Révision constitutionnelle (2)

Révision constitutionnelle (2) (Friedemann W.-W. - https://flickr.com/photos/e2/)

par François Autain

Le traité signé à Rome le 29 octobre 2004 ne peut préparer la France et les pays de l’Union à relever les défis politiques et économiques qui s’annoncent. Instrument de la mondialisation libérale, comme tous les traités depuis Maastricht, ce texte ne permettra pas à l’Europe de se battre à armes égales avec l’Inde ou la Chine.

Alors que sa part dans les exportations mondiales ne cesse de diminuer, l’objectif majeur de la Banque centrale européenne reste la lutte contre l’inflation, politique mortifère pour l’emploi et la croissance. Ce dogme, véritable camisole de force, nous laisse démunis devant un dollar dévalué de 30 % en un an et met en péril des milliers d’emplois. En outre, le principe de libre concurrence au sein du marché unique fait obstacle à toute politique industrielle, comme à toute restriction à la libre circulation des capitaux.

Faute d’un projet politique clair sur le sens de la construction européenne, ce traité est une fuite en avant sur la pente du déclin. Avec les élargissements successifs à 25, puis à 28 et demain à trente avec la Turquie, l’Europe politique se mue en une forme de Commonwealth : on comprend l’enthousiasme du Premier ministre de sa majesté…

La directive Barroso-Bolkestein témoigne de cette dérive. Elle accroît les risques de dumping social et de délocalisations des emplois. Demain, des pays à bas coûts pourront hisser le drapeau de complaisance dans les pays européens. Le gouvernement tente de nous rassurer, affirme que ce n’est pas pour demain, certains demandent que la santé soit exclue du champ de la directive, mais personne n’est dupe d’une manœuvre dilatoire. Cette directive, comme celle en préparation sur la libéralisation des ports maritimes, sera servie aux Français après le référendum. Les élus républicains n’ont qu’un seul mot d’ordre : retrait de la directive du moins-disant social !

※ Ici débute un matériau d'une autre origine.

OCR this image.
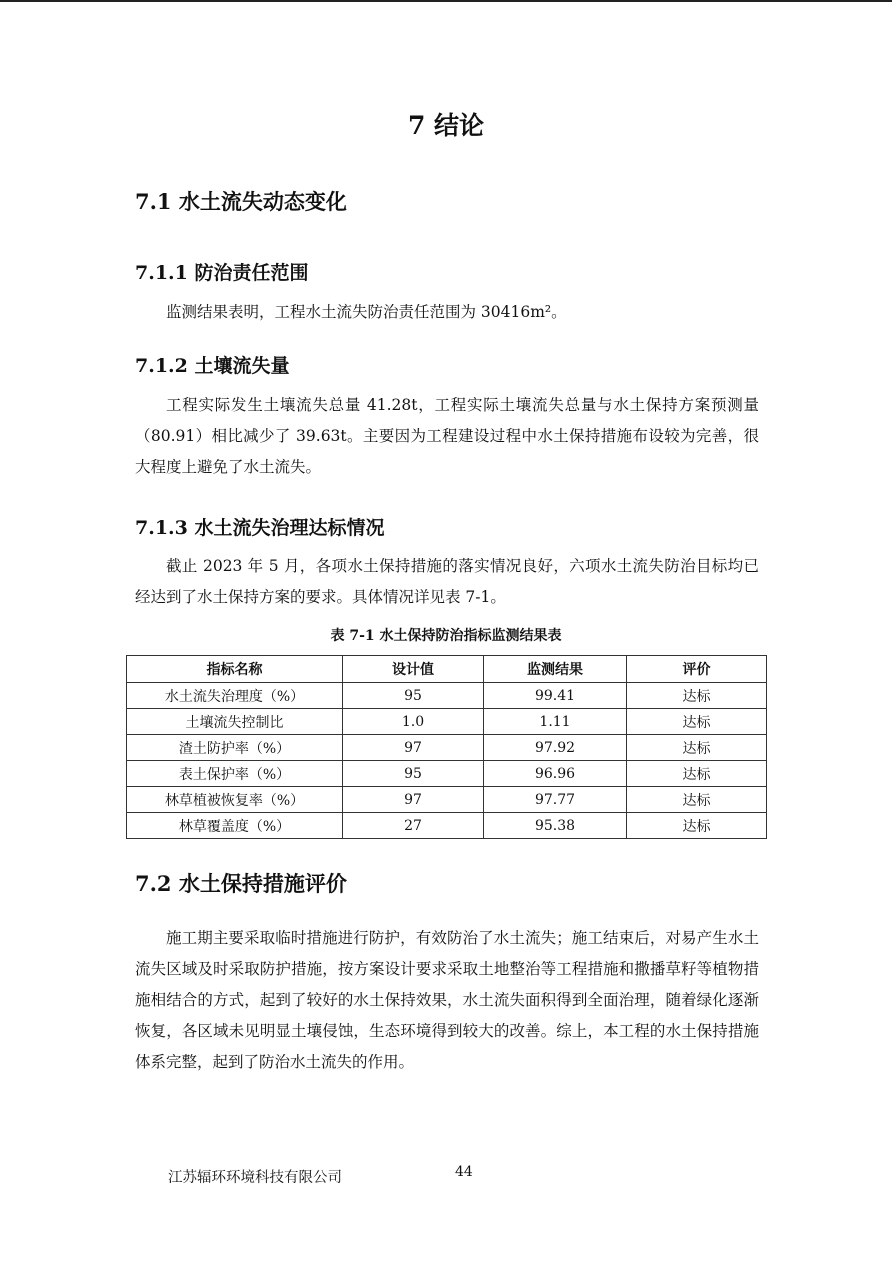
7 结论
7.1 水土流失动态变化
7.1.1 防治责任范围
监测结果表明，工程水土流失防治责任范围为 30416m²。
7.1.2 土壤流失量
工程实际发生土壤流失总量 41.28t，工程实际土壤流失总量与水土保持方案预测量（80.91）相比减少了 39.63t。主要因为工程建设过程中水土保持措施布设较为完善，很大程度上避免了水土流失。
7.1.3 水土流失治理达标情况
截止 2023 年 5 月，各项水土保持措施的落实情况良好，六项水土流失防治目标均已经达到了水土保持方案的要求。具体情况详见表 7-1。
表 7-1 水土保持防治指标监测结果表
指标名称	设计值	监测结果	评价
水土流失治理度（%）	95	99.41	达标
土壤流失控制比	1.0	1.11	达标
渣土防护率（%）	97	97.92	达标
表土保护率（%）	95	96.96	达标
林草植被恢复率（%）	97	97.77	达标
林草覆盖度（%）	27	95.38	达标
7.2 水土保持措施评价
施工期主要采取临时措施进行防护，有效防治了水土流失；施工结束后，对易产生水土流失区域及时采取防护措施，按方案设计要求采取土地整治等工程措施和撒播草籽等植物措施相结合的方式，起到了较好的水土保持效果，水土流失面积得到全面治理，随着绿化逐渐恢复，各区域未见明显土壤侵蚀，生态环境得到较大的改善。综上，本工程的水土保持措施体系完整，起到了防治水土流失的作用。
江苏辐环环境科技有限公司	44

Heureusement le traité de Nice permet le rejet de ce texte ; avec le traité constitutionnel, le poids de la France et de l’Allemagne sera réduit et leurs voix minoritaires. Ceux qui, à gauche, s’apprêtent à voter pour ce texte doivent savoir qu’ils auront les mains liées dès 2009.

Évidemment, la logique de nos institutions l’emportera sur la conviction. Au moment où le Parlement s’apprête à se dessaisir, j’aimerais qu’il se ressaisisse. Mais ne rêvons pas… C’est au peuple français de refuser, en juin prochain, cette Europe du déclin et de la fatalité. Je souhaite que tous les partis et toutes les sensibilités puissent s’exprimer. Des comités pour le « non » se constituent dans tous les départements, animés par des communistes, des socialistes, des Verts et des sans-partis.

C’est dans le sursaut et l’intelligence de notre peuple que je place tous mes espoirs ; pour l’heure, je ne voterai pas ce projet de loi constitutionnelle.